Language-Informed Visual Concept Learning
Sharon Lee, Yunzhi Zhang, Shangzhe Wu, Jiajun Wu
TL;DR
This work tackles learning fine-grained visual concepts along language-defined axes by distilling from large vision-language models. It trains axis-specific concept encoders that produce continuous embeddings, anchored to BLIP-2 text predictions and aligned through a reconstruction loss with a frozen Text-to-Image backbone, enabling faithful image reconstruction and compositional remixing. A lightweight test-time finetuning procedure extends generalization to unseen concepts, while experiments across five domains demonstrate improved disentanglement, color fidelity, and compositionality over text-prompt baselines. The approach offers data-efficient, controllable image generation and flexible concept remixing with practical applicability to real-world editing tasks.
Abstract
Our understanding of the visual world is centered around various concept axes, characterizing different aspects of visual entities. While different concept axes can be easily specified by language, e.g. color, the exact visual nuances along each axis often exceed the limitations of linguistic articulations, e.g. a particular style of painting. In this work, our goal is to learn a language-informed visual concept representation, by simply distilling large pre-trained vision-language models. Specifically, we train a set of concept encoders to encode the information pertinent to a set of language-informed concept axes, with an objective of reproducing the input image through a pre-trained Text-to-Image (T2I) model.
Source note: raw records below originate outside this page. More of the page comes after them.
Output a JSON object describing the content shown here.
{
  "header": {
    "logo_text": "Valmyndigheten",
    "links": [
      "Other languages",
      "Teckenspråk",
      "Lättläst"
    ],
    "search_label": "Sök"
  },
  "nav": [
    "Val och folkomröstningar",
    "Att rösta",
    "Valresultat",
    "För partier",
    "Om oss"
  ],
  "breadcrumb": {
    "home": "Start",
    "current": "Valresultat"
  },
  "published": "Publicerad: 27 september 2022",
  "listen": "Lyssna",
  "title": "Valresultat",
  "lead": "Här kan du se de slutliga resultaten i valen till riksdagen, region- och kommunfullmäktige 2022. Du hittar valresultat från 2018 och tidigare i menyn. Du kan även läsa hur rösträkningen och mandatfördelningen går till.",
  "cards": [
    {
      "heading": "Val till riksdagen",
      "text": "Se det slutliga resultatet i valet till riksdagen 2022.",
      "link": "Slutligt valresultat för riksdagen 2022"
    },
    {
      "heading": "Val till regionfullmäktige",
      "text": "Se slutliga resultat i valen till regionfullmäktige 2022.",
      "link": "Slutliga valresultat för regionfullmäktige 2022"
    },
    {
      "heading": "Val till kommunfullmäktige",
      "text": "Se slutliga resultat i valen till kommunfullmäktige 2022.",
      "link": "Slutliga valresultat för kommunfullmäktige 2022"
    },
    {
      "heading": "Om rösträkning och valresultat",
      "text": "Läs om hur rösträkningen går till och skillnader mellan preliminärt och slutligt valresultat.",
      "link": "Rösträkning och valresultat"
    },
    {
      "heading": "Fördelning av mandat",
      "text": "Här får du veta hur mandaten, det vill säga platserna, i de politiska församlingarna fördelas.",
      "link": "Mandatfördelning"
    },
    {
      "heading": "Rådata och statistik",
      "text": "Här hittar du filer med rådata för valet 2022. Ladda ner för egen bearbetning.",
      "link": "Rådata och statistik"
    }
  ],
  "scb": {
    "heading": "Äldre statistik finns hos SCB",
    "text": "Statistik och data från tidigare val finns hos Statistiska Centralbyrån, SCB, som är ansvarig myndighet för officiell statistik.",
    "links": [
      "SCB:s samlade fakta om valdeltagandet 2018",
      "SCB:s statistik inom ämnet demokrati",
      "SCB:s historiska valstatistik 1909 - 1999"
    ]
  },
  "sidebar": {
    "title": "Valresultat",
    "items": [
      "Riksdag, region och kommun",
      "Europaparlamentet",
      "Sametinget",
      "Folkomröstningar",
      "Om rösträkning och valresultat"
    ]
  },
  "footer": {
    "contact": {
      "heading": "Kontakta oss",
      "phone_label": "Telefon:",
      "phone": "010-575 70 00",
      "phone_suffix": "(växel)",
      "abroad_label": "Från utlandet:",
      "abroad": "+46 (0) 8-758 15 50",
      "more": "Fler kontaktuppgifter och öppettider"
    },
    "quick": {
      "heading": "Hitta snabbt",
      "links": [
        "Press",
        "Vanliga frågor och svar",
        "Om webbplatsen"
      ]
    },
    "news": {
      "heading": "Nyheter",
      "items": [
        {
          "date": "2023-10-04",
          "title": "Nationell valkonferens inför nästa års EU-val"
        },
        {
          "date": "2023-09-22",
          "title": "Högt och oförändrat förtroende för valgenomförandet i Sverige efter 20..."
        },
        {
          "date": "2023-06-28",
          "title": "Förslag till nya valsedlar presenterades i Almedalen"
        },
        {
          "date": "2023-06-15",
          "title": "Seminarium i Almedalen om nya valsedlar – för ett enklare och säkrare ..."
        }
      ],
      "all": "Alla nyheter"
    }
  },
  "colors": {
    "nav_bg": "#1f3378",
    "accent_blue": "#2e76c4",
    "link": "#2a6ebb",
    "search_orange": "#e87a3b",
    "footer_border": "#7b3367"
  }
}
To encourage better disentanglement of different concept encoders, we anchor the concept embeddings to a set of text embeddings obtained from a pre-trained Visual Question Answering (VQA) model. At inference time, the model extracts concept embeddings along various axes from new test images, which can be remixed to generate images with novel compositions of visual concepts. With a lightweight test-time finetuning procedure, it can also generalize to novel concepts unseen at training.